What the prewar Issei farmers had accomplished under adverse conditions would not be forgotten by the American-born generations of Nikkei. In an event that occurred on the evening of March 31, 1984, whose sponsor was the Nisei-led Orange County Japanese American Council of the Historical and Cultural Foundation of Orange County, the Issei generation became the center of attention. Entitled “A Tribute to Issei Pioneers in Orange County," the event was held at the South Coast Plaza Hotel in Costa Mesa, adjacent to the “California Scenario” sculpture garden fashioned by arguably the world’s greatest sculptor in the twentieth century, Isamu Noguchi, who had spent a part of World War II as a neighbor of Orange County farmers in the Poston concentration camp next to the Colorado River in southwestern Arizona. Then, too, quite near to the hotel in the cultural-commercial center of Costa Mesa was a street named after a post-World War II mega-millionaire Japanese American farmer, Katsumasa Roy Sakioka. There were 660 people present that night to honor the contribution of the county’s pioneering Issei, 38 of whom were in attendance. Certainly, age alone, in most communities, and perhaps especially so within the Japanese American one, is a trait that commands, even demands, respect. But it was clear to anyone who was fortunate enough to speak to the surviving Issei that night that they represented something more than age to praise, something connected with survival, achievement, and dignity.
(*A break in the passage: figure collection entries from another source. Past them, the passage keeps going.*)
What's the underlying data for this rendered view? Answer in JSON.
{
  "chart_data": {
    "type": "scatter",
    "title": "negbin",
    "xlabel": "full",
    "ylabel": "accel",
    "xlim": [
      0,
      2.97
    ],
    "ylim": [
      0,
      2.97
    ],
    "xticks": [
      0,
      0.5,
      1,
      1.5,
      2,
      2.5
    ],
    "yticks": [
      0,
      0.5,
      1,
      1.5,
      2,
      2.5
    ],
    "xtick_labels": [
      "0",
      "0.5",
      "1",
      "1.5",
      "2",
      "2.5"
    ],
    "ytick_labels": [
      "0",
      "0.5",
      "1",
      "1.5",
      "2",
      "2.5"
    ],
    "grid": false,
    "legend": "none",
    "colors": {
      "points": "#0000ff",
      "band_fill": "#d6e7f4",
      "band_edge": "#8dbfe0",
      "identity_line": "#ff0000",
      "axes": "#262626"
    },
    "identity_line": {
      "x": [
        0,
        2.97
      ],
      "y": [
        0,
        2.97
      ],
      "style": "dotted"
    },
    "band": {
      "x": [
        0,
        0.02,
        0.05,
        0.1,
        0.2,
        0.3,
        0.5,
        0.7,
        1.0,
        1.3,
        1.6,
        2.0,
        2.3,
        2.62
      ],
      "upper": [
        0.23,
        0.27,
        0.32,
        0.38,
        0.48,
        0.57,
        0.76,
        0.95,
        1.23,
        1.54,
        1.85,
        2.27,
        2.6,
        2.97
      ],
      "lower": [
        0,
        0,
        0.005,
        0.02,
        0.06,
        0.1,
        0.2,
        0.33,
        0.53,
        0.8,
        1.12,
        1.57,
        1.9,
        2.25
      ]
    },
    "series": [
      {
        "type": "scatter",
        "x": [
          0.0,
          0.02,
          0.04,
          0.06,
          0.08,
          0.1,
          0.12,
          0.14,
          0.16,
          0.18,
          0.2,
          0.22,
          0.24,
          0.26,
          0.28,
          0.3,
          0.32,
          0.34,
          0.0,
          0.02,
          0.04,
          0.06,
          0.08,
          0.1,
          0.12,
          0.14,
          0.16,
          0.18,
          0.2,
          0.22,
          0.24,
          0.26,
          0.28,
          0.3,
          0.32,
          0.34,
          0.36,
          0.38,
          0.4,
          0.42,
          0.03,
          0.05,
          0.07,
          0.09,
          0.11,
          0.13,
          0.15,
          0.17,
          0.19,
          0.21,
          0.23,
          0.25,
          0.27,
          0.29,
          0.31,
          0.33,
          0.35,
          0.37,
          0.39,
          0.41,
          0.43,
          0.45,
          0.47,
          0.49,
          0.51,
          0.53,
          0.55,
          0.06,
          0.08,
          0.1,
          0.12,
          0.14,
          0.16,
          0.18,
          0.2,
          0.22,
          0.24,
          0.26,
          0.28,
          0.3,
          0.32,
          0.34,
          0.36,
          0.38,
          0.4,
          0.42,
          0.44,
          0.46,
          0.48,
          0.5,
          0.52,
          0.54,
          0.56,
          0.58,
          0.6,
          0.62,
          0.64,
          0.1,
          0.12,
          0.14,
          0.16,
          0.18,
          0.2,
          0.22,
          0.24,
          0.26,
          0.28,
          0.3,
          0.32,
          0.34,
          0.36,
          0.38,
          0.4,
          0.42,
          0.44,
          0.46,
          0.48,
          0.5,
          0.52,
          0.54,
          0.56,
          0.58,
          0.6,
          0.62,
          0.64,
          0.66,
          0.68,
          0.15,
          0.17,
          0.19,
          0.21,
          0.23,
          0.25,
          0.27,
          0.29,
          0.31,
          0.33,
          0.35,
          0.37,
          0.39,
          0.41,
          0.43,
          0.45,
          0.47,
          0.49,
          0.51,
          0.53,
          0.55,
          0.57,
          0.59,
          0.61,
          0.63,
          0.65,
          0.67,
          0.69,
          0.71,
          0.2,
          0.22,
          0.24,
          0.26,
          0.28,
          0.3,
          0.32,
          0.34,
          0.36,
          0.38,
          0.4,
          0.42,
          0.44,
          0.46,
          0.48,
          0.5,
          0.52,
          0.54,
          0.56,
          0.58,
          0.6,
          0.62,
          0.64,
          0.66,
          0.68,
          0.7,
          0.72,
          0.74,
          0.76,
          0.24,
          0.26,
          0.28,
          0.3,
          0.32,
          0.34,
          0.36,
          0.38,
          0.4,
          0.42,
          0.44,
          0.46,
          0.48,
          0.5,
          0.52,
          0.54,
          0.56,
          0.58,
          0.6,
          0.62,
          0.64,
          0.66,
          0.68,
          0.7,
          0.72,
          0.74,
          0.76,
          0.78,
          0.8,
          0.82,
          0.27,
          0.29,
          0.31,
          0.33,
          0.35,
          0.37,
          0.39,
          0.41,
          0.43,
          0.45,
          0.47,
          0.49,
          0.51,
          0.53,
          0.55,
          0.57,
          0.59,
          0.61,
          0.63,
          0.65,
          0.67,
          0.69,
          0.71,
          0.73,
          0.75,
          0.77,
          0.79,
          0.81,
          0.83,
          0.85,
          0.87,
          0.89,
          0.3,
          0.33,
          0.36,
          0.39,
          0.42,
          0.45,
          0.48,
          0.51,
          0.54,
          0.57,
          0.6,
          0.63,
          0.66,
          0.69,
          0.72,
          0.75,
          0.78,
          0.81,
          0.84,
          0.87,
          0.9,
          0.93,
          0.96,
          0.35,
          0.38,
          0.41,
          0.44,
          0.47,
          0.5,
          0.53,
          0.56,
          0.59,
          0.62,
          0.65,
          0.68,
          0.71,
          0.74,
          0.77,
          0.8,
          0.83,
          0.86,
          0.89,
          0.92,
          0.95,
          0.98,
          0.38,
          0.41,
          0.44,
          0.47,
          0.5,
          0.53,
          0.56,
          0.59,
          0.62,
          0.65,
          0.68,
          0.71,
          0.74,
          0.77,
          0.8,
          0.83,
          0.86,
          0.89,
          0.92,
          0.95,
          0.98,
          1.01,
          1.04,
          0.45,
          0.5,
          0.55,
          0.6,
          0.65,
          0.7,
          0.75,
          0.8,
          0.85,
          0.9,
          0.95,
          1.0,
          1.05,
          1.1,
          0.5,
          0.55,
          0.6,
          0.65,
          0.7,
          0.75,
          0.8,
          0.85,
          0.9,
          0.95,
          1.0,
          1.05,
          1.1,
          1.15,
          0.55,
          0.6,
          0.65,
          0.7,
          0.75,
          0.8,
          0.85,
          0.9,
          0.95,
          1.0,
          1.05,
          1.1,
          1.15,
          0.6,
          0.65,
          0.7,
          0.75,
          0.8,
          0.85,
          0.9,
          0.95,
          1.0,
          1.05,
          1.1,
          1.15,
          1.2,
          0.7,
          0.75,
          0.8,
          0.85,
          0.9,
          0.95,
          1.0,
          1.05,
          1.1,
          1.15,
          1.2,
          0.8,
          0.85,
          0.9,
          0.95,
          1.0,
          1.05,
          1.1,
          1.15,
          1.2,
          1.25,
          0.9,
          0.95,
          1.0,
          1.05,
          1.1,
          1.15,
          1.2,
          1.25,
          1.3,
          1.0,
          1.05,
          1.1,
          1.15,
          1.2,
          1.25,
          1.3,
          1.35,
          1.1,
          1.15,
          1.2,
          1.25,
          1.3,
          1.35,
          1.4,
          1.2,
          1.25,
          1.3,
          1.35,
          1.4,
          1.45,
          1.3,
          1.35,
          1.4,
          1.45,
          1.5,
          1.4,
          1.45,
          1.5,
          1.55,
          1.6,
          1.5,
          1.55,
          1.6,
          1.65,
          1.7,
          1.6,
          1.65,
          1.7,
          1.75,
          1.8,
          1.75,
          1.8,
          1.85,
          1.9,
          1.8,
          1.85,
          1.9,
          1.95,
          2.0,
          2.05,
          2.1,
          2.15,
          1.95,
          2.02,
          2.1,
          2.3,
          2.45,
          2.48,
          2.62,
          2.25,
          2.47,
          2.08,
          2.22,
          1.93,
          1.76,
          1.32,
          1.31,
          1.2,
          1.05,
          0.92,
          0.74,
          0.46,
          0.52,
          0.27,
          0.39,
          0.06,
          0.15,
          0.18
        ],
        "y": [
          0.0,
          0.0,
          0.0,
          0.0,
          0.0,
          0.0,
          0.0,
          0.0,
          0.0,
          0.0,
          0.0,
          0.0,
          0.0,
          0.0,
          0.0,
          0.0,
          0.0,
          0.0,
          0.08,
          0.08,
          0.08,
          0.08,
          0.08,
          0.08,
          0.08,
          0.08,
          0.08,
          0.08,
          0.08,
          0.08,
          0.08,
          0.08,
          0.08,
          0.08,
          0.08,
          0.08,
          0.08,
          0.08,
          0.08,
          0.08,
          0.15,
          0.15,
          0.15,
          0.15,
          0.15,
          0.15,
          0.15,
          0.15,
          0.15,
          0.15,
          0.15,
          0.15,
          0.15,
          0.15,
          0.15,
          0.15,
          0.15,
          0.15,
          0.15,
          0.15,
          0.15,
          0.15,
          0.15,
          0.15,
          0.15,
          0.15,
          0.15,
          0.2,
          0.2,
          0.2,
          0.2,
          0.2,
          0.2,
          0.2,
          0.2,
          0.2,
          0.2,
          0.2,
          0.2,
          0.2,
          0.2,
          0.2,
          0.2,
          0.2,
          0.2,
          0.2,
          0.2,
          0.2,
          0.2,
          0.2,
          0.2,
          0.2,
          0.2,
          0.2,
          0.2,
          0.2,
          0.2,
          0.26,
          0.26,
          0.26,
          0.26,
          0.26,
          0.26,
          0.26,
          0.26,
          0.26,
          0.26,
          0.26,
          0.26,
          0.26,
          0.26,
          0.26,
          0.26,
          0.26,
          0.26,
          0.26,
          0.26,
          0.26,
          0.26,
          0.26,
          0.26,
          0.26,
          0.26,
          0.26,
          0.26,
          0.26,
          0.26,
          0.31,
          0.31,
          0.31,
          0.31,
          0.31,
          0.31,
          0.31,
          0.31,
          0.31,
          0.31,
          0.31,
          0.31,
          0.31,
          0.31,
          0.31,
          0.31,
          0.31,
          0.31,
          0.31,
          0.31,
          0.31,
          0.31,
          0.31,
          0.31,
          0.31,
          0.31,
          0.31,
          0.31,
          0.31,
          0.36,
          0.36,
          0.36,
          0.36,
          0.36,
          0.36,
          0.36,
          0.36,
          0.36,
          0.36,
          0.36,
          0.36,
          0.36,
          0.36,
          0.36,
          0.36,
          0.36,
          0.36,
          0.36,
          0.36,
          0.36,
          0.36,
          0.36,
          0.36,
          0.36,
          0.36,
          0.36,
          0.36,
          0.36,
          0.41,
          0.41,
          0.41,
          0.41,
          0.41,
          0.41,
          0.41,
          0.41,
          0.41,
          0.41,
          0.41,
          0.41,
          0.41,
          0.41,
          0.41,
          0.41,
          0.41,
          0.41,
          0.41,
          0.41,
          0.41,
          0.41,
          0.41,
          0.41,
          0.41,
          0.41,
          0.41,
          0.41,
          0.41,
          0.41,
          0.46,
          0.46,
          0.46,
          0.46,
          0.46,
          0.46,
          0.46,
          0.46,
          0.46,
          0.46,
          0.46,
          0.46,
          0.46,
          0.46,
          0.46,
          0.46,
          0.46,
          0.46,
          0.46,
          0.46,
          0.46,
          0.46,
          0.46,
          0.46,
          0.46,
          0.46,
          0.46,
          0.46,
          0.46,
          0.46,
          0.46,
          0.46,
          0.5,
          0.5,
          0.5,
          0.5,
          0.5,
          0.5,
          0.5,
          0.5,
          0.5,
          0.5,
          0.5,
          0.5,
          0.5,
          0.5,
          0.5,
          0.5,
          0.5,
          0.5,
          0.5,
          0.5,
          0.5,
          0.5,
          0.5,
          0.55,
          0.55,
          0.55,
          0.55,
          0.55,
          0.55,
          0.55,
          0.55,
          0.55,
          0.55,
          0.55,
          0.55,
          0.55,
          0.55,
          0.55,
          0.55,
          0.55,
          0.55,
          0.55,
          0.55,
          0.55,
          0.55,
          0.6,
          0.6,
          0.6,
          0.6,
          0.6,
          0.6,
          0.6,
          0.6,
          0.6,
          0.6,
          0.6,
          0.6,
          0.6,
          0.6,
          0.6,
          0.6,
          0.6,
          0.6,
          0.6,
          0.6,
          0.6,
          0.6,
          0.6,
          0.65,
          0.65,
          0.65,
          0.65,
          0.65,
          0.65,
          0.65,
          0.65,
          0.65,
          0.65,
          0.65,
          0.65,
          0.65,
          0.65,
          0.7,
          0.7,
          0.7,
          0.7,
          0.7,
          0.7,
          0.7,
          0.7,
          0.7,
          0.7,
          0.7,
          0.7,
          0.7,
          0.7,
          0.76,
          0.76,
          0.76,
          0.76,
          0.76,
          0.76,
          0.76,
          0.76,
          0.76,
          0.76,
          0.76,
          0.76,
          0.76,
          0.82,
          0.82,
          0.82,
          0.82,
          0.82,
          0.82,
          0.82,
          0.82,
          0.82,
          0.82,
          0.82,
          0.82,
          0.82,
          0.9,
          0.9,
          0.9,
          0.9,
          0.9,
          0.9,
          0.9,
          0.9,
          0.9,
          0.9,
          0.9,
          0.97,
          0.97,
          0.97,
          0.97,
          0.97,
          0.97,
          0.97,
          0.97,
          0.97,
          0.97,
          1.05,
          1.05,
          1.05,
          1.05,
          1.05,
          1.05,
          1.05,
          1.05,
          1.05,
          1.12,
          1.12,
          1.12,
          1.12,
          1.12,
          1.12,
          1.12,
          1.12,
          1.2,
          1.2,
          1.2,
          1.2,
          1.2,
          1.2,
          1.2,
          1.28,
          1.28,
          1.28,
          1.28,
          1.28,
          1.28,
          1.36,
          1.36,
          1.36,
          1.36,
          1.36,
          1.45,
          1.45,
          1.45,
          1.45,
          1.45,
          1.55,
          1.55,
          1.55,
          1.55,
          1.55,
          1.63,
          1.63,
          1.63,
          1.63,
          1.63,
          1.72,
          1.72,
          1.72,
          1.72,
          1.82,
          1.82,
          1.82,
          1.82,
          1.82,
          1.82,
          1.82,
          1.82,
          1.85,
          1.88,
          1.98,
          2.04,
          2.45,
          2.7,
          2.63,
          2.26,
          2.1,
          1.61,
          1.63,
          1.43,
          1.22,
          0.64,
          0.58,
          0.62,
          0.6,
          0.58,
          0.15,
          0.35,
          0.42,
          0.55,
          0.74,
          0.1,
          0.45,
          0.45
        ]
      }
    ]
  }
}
As Laura Saari, an Orange County Register reporter who covered this event for her newspaper, observed in her follow-up story:
[These three dozen first-generation Japanese Americans] shared stories about moving from farm to farm in an attempt to eke out a living, about men sending for ‘picture brides’ from Japan, about sisters and brothers dying in American internment camps during World War II. Second-generation Nisei, who today are successful realtors talked about their childhood homes, shacks with newspapers for wallpaper. Produce giants remembered toiling in the fields under the hot sun. They told us their stories, many of them in their native Japanese, with a matter-of-factness that tended to heighten the personal drama.